Am deutlichsten nimmt das brasilianische Theaterkollektiv Teatro da Vertigem auf de Carvalho Bezug. Statt als Einzelner gegen eine Prozession zu laufen, schiebt sich in der Videoarbeit des Kollektivs eine endlose Autokolonne im Rückwärtsgang durch das nächtliche São Paulo. Eine gigantische Performance, die im August 2020 in ganz Brasilien Schlagzeilen machte. Am Ende spielt ein Schwarzer Musiker die brasilianische Nationalhymne rückwärts, während sich im Hintergrund eine Zeichnung von de Carvalhos sterbender Mutter entrollt. Brasilien liegt im Sterben und ein Teil der Bevölkerung wünscht sich, die Zeit könne zurückgedreht werden – so einfach, so eindrucksvoll.

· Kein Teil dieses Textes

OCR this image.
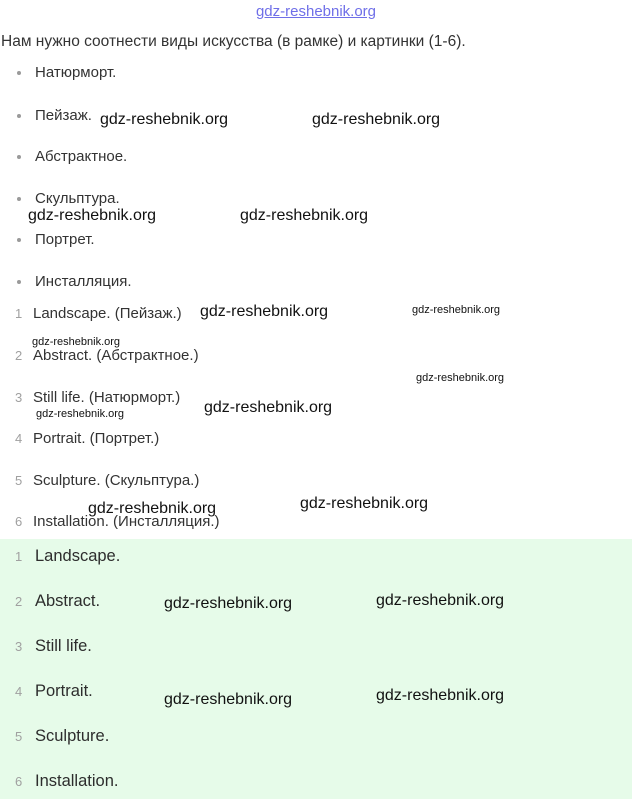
gdz-reshebnik.org
Нам нужно соотнести виды искусства (в рамке) и картинки (1-6).
Натюрморт.
Пейзаж.
Абстрактное.
Скульптура.
Портрет.
Инсталляция.
1 Landscape. (Пейзаж.)
2 Abstract. (Абстрактное.)
3 Still life. (Натюрморт.)
4 Portrait. (Портрет.)
5 Sculpture. (Скульптура.)
6 Installation. (Инсталляция.)
1 Landscape.
2 Abstract.
3 Still life.
4 Portrait.
5 Sculpture.
6 Installation.
gdz-reshebnik.org	gdz-reshebnik.org
gdz-reshebnik.org	gdz-reshebnik.org
gdz-reshebnik.org	gdz-reshebnik.org
gdz-reshebnik.org
gdz-reshebnik.org
gdz-reshebnik.org
gdz-reshebnik.org
gdz-reshebnik.org
gdz-reshebnik.org
gdz-reshebnik.org
gdz-reshebnik.org
gdz-reshebnik.org
gdz-reshebnik.org
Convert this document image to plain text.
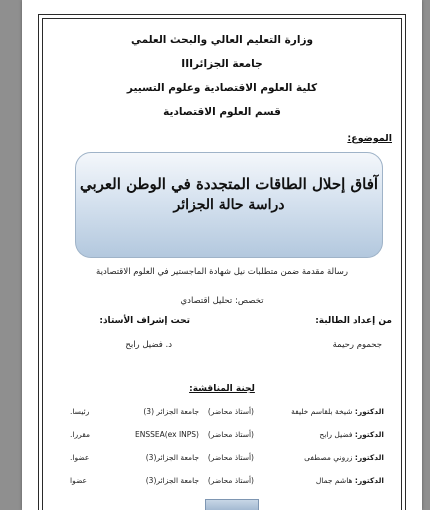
وزارة التعليم العالي والبحث العلمي
جامعة الجزائرIII
كلية العلوم الاقتصادية وعلوم التسيير
قسم العلوم الاقتصادية
الموضوع:
آفاق إحلال الطاقات المتجددة في الوطن العربي
دراسة حالة الجزائر
رسالة مقدمة ضمن متطلبات نيل شهادة الماجستير في العلوم الاقتصادية
تخصص: تحليل اقتصادي
من إعداد الطالبة:
تحت إشراف الأستاذ:
جحموم رحيمة
د. فضيل رابح
لجنة المناقشة:
الدكتور: شيخة بلقاسم خليفة
(أستاذ محاضر)
جامعة الجزائر (3)
رئيسا.
الدكتور: فضيل رابح
(أستاذ محاضر)
ENSSEA(ex INPS)
مقررا.
الدكتور: زروني مصطفى
(أستاذ محاضر)
جامعة الجزائر(3)
عضوا.
الدكتور: هاشم جمال
(أستاذ محاضر)
جامعة الجزائر(3)
عضوا
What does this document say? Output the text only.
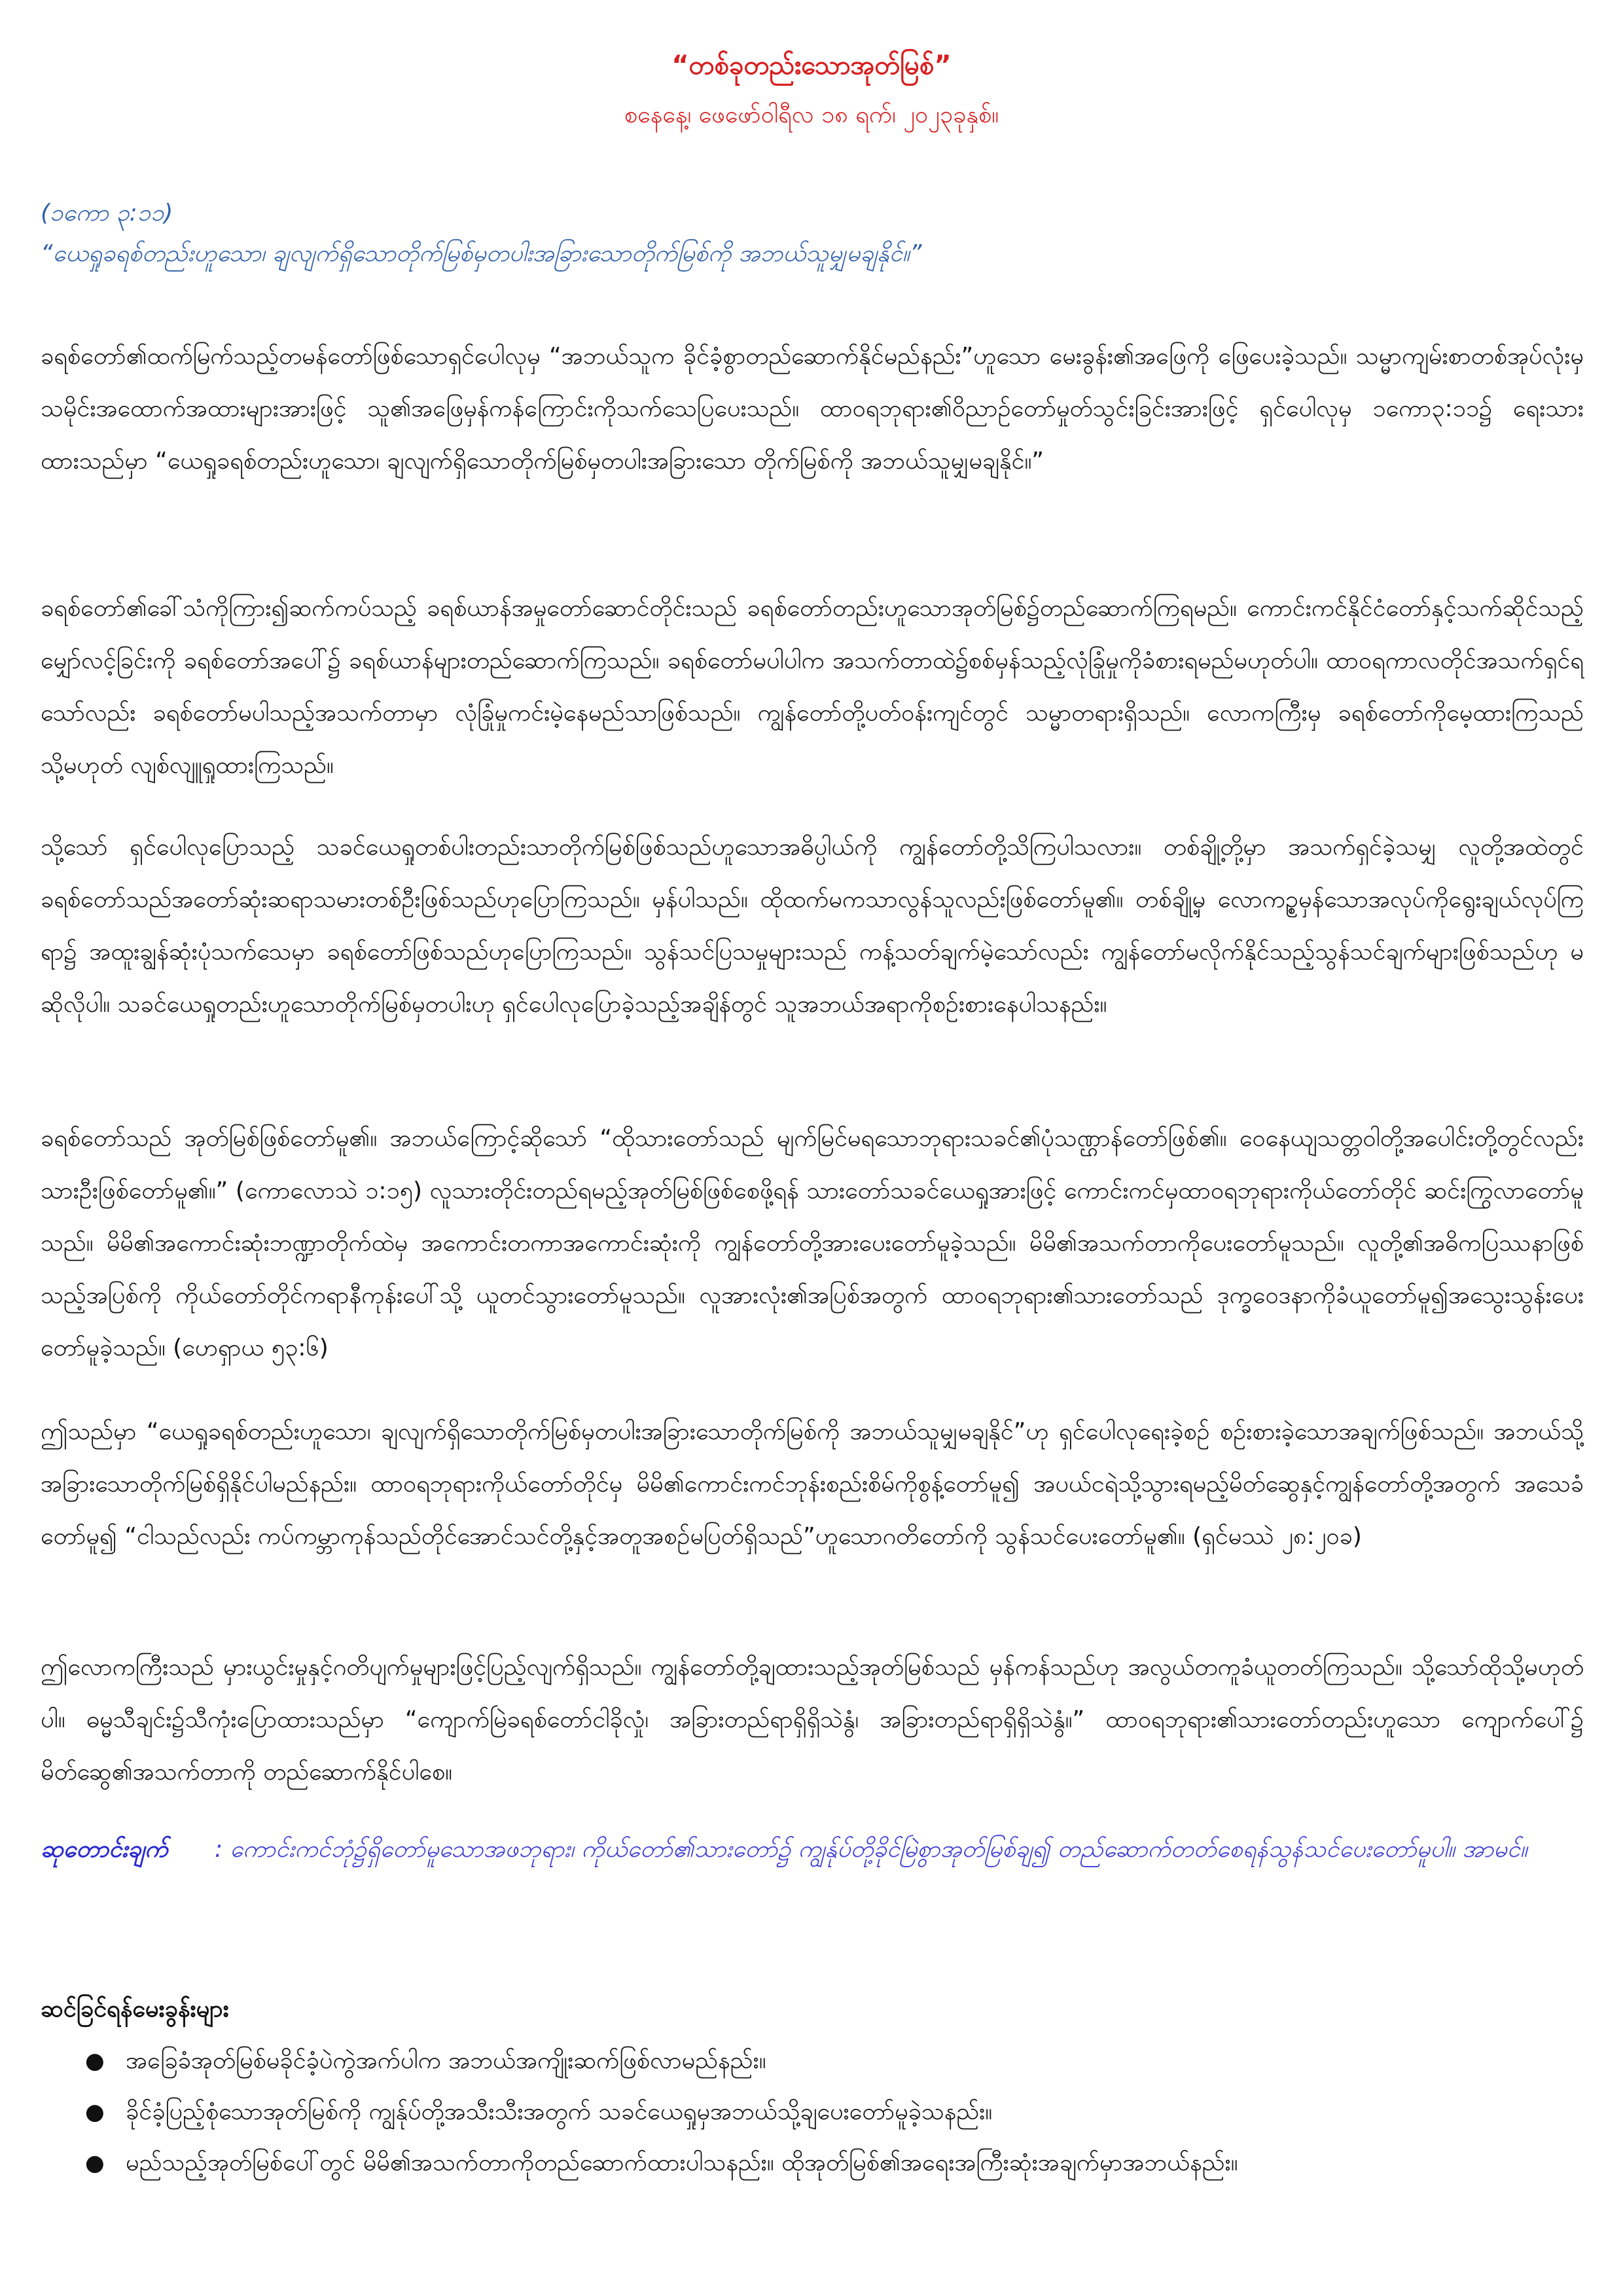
“တစ်ခုတည်းသောအုတ်မြစ်”
စနေနေ့၊ ဖေဖော်ဝါရီလ ၁၈ ရက်၊ ၂၀၂၃ခုနှစ်။
(၁ကော ၃:၁၁)
“ယေရှုခရစ်တည်းဟူသော၊ ချလျက်ရှိသောတိုက်မြစ်မှတပါးအခြားသောတိုက်မြစ်ကို အဘယ်သူမျှမချနိုင်။”

ခရစ်တော်၏ထက်မြက်သည့်တမန်တော်ဖြစ်သောရှင်ပေါလုမှ “အဘယ်သူက ခိုင်ခံ့စွာတည်ဆောက်နိုင်မည်နည်း”ဟူသော မေးခွန်း၏အဖြေကို ဖြေပေးခဲ့သည်။ သမ္မာကျမ်းစာတစ်အုပ်လုံးမှ သမိုင်းအထောက်အထားများအားဖြင့် သူ၏အဖြေမှန်ကန်ကြောင်းကိုသက်သေပြပေးသည်။ ထာဝရဘုရား၏ဝိညာဉ်တော်မှုတ်သွင်းခြင်းအားဖြင့် ရှင်ပေါလုမှ ၁ကော၃:၁၁၌ ရေးသားထားသည်မှာ “ယေရှုခရစ်တည်းဟူသော၊ ချလျက်ရှိသောတိုက်မြစ်မှတပါးအခြားသော တိုက်မြစ်ကို အဘယ်သူမျှမချနိုင်။”

ခရစ်တော်၏ခေါ်သံကိုကြား၍ဆက်ကပ်သည့် ခရစ်ယာန်အမှုတော်ဆောင်တိုင်းသည် ခရစ်တော်တည်းဟူသောအုတ်မြစ်၌တည်ဆောက်ကြရမည်။ ကောင်းကင်နိုင်ငံတော်နှင့်သက်ဆိုင်သည့်မျှော်လင့်ခြင်းကို ခရစ်တော်အပေါ်၌ ခရစ်ယာန်များတည်ဆောက်ကြသည်။ ခရစ်တော်မပါပါက အသက်တာထဲ၌စစ်မှန်သည့်လုံခြုံမှုကိုခံစားရမည်မဟုတ်ပါ။ ထာဝရကာလတိုင်အသက်ရှင်ရသော်လည်း ခရစ်တော်မပါသည့်အသက်တာမှာ လုံခြုံမှုကင်းမဲ့နေမည်သာဖြစ်သည်။ ကျွန်တော်တို့ပတ်ဝန်းကျင်တွင် သမ္မာတရားရှိသည်။ လောကကြီးမှ ခရစ်တော်ကိုမေ့ထားကြသည် သို့မဟုတ် လျစ်လျူရှုထားကြသည်။

သို့သော် ရှင်ပေါလုပြောသည့် သခင်ယေရှုတစ်ပါးတည်းသာတိုက်မြစ်ဖြစ်သည်ဟူသောအဓိပ္ပါယ်ကို ကျွန်တော်တို့သိကြပါသလား။ တစ်ချို့တို့မှာ အသက်ရှင်ခဲ့သမျှ လူတို့အထဲတွင် ခရစ်တော်သည်အတော်ဆုံးဆရာသမားတစ်ဦးဖြစ်သည်ဟုပြောကြသည်။ မှန်ပါသည်။ ထိုထက်မကသာလွန်သူလည်းဖြစ်တော်မူ၏။ တစ်ချို့မှ လောကဥ္စမှန်သောအလုပ်ကိုရွေးချယ်လုပ်ကြရာ၌ အထူးချွန်ဆုံးပုံသက်သေမှာ ခရစ်တော်ဖြစ်သည်ဟုပြောကြသည်။ သွန်သင်ပြသမှုများသည် ကန့်သတ်ချက်မဲ့သော်လည်း ကျွန်တော်မလိုက်နိုင်သည့်သွန်သင်ချက်များဖြစ်သည်ဟု မဆိုလိုပါ။ သခင်ယေရှုတည်းဟူသောတိုက်မြစ်မှတပါးဟု ရှင်ပေါလုပြောခဲ့သည့်အချိန်တွင် သူအဘယ်အရာကိုစဉ်းစားနေပါသနည်း။

ခရစ်တော်သည် အုတ်မြစ်ဖြစ်တော်မူ၏။ အဘယ်ကြောင့်ဆိုသော် “ထိုသားတော်သည် မျက်မြင်မရသောဘုရားသခင်၏ပုံသဏ္ဌာန်တော်ဖြစ်၏။ ဝေနေယျသတ္တဝါတို့အပေါင်းတို့တွင်လည်း သားဦးဖြစ်တော်မူ၏။” (ကောလောသဲ ၁:၁၅) လူသားတိုင်းတည်ရမည့်အုတ်မြစ်ဖြစ်စေဖို့ရန် သားတော်သခင်ယေရှုအားဖြင့် ကောင်းကင်မှထာဝရဘုရားကိုယ်တော်တိုင် ဆင်းကြွလာတော်မူသည်။ မိမိ၏အကောင်းဆုံးဘဏ္ဍာတိုက်ထဲမှ အကောင်းတကာအကောင်းဆုံးကို ကျွန်တော်တို့အားပေးတော်မူခဲ့သည်။ မိမိ၏အသက်တာကိုပေးတော်မူသည်။ လူတို့၏အဓိကပြဿနာဖြစ်သည့်အပြစ်ကို ကိုယ်တော်တိုင်ကရာနီကုန်းပေါ်သို့ ယူတင်သွားတော်မူသည်။ လူအားလုံး၏အပြစ်အတွက် ထာဝရဘုရား၏သားတော်သည် ဒုက္ခဝေဒနာကိုခံယူတော်မူ၍အသွေးသွန်းပေးတော်မူခဲ့သည်။ (ဟေရှာယ ၅၃:၆)

ဤသည်မှာ “ယေရှုခရစ်တည်းဟူသော၊ ချလျက်ရှိသောတိုက်မြစ်မှတပါးအခြားသောတိုက်မြစ်ကို အဘယ်သူမျှမချနိုင်”ဟု ရှင်ပေါလုရေးခဲ့စဉ် စဉ်းစားခဲ့သောအချက်ဖြစ်သည်။ အဘယ်သို့အခြားသောတိုက်မြစ်ရှိနိုင်ပါမည်နည်း။ ထာဝရဘုရားကိုယ်တော်တိုင်မှ မိမိ၏ကောင်းကင်ဘုန်းစည်းစိမ်ကိုစွန့်တော်မူ၍ အပယ်ငရဲသို့သွားရမည့်မိတ်ဆွေနှင့်ကျွန်တော်တို့အတွက် အသေခံတော်မူ၍ “ငါသည်လည်း ကပ်ကမ္ဘာကုန်သည်တိုင်အောင်သင်တို့နှင့်အတူအစဉ်မပြတ်ရှိသည်”ဟူသောဂတိတော်ကို သွန်သင်ပေးတော်မူ၏။ (ရှင်မဿဲ ၂၈:၂၀ခ)

ဤလောကကြီးသည် မှားယွင်းမှုနှင့်ဂတိပျက်မှုများဖြင့်ပြည့်လျက်ရှိသည်။ ကျွန်တော်တို့ချထားသည့်အုတ်မြစ်သည် မှန်ကန်သည်ဟု အလွယ်တကူခံယူတတ်ကြသည်။ သို့သော်ထိုသို့မဟုတ်ပါ။ ဓမ္မသီချင်း၌သီကုံးပြောထားသည်မှာ “ကျောက်မြဲခရစ်တော်ငါခိုလှုံ၊ အခြားတည်ရာရှိရှိသဲနွံ၊ အခြားတည်ရာရှိရှိသဲနွံ။” ထာဝရဘုရား၏သားတော်တည်းဟူသော ကျောက်ပေါ်၌ မိတ်ဆွေ၏အသက်တာကို တည်ဆောက်နိုင်ပါစေ။

ဆုတောင်းချက် : ကောင်းကင်ဘုံ၌ရှိတော်မူသောအဖဘုရား၊ ကိုယ်တော်၏သားတော်၌ ကျွန်ုပ်တို့ခိုင်မြဲစွာအုတ်မြစ်ချ၍ တည်ဆောက်တတ်စေရန်သွန်သင်ပေးတော်မူပါ။ အာမင်။
ဆင်ခြင်ရန်မေးခွန်းများ
● အခြေခံအုတ်မြစ်မခိုင်ခံ့ပဲကွဲအက်ပါက အဘယ်အကျိုးဆက်ဖြစ်လာမည်နည်း။
● ခိုင်ခံ့ပြည့်စုံသောအုတ်မြစ်ကို ကျွန်ုပ်တို့အသီးသီးအတွက် သခင်ယေရှုမှအဘယ်သို့ချပေးတော်မူခဲ့သနည်း။
● မည်သည့်အုတ်မြစ်ပေါ်တွင် မိမိ၏အသက်တာကိုတည်ဆောက်ထားပါသနည်း။ ထိုအုတ်မြစ်၏အရေးအကြီးဆုံးအချက်မှာအဘယ်နည်း။
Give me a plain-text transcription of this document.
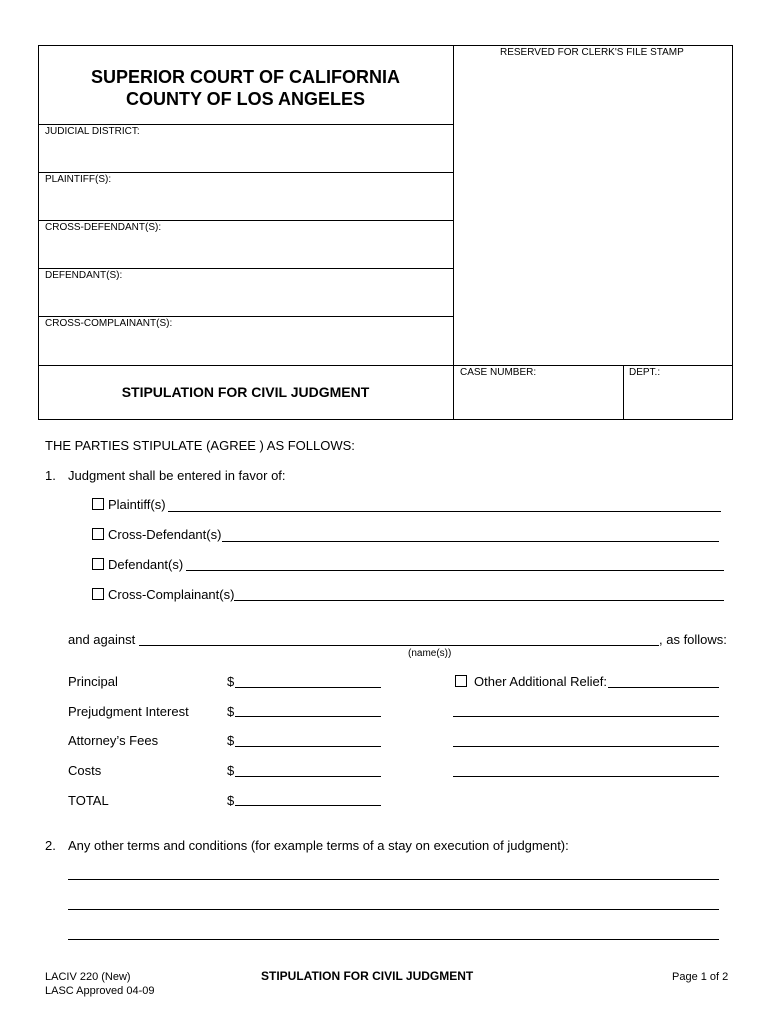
RESERVED FOR CLERK'S FILE STAMP
SUPERIOR COURT OF CALIFORNIA
COUNTY OF LOS ANGELES
JUDICIAL DISTRICT:
PLAINTIFF(S):
CROSS-DEFENDANT(S):
DEFENDANT(S):
CROSS-COMPLAINANT(S):
STIPULATION FOR CIVIL JUDGMENT
CASE NUMBER:	DEPT.:
THE PARTIES STIPULATE (AGREE ) AS FOLLOWS:
1. Judgment shall be entered in favor of:
Plaintiff(s)
Cross-Defendant(s)
Defendant(s)
Cross-Complainant(s)
and against	, as follows:
(name(s))
Principal	$
Prejudgment Interest	$
Attorney’s Fees	$
Costs	$
TOTAL	$
Other Additional Relief:
2. Any other terms and conditions (for example terms of a stay on execution of judgment):
LACIV 220 (New)
LASC Approved 04-09
STIPULATION FOR CIVIL JUDGMENT	Page 1 of 2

Es bleibt dennoch die Frage, ob sich der einstige Tausendsassa als inoffizieller Schirmherr einer Biennale eignet, die ja vor allem eines will: vielfältige Gegennarrative schaffen, aufräumen mit der dominanten Handschrift eines starken, männlich geprägten, weißen Westens, der die Welt über Jahrhunderte nach seinem Gusto prägte. „He is not a good one“, „er ist keiner von den Guten“, so mahnte der Wissenschaftler und Künstler Marcelo Moreschi in seinem Vortrag in den Räumen von ExRotaPrint im Herbst 2019 an. De Carvalhos Blick auf das Volk sei oft herablassend, er selbst nicht frei von Hybris gewesen. Und damit ist man zwangsläufig beim Thema der Biennale aus dem Jahr 2018: „We don’t need another hero“, „Wir brauchen nicht noch einen Helden.“ Auch in dieses Jahr scheint das Motto hineinzuwirken. Es wäre verlockend gewesen, de Carvalho zum Helden zu machen, stattdessen wurde er zu einem interessanten Fährtenleger umfunktioniert. Auf dessen Spuren lässt sich diese in Teilen etwas zusammengewürfelt wirkende Biennale gut erkunden.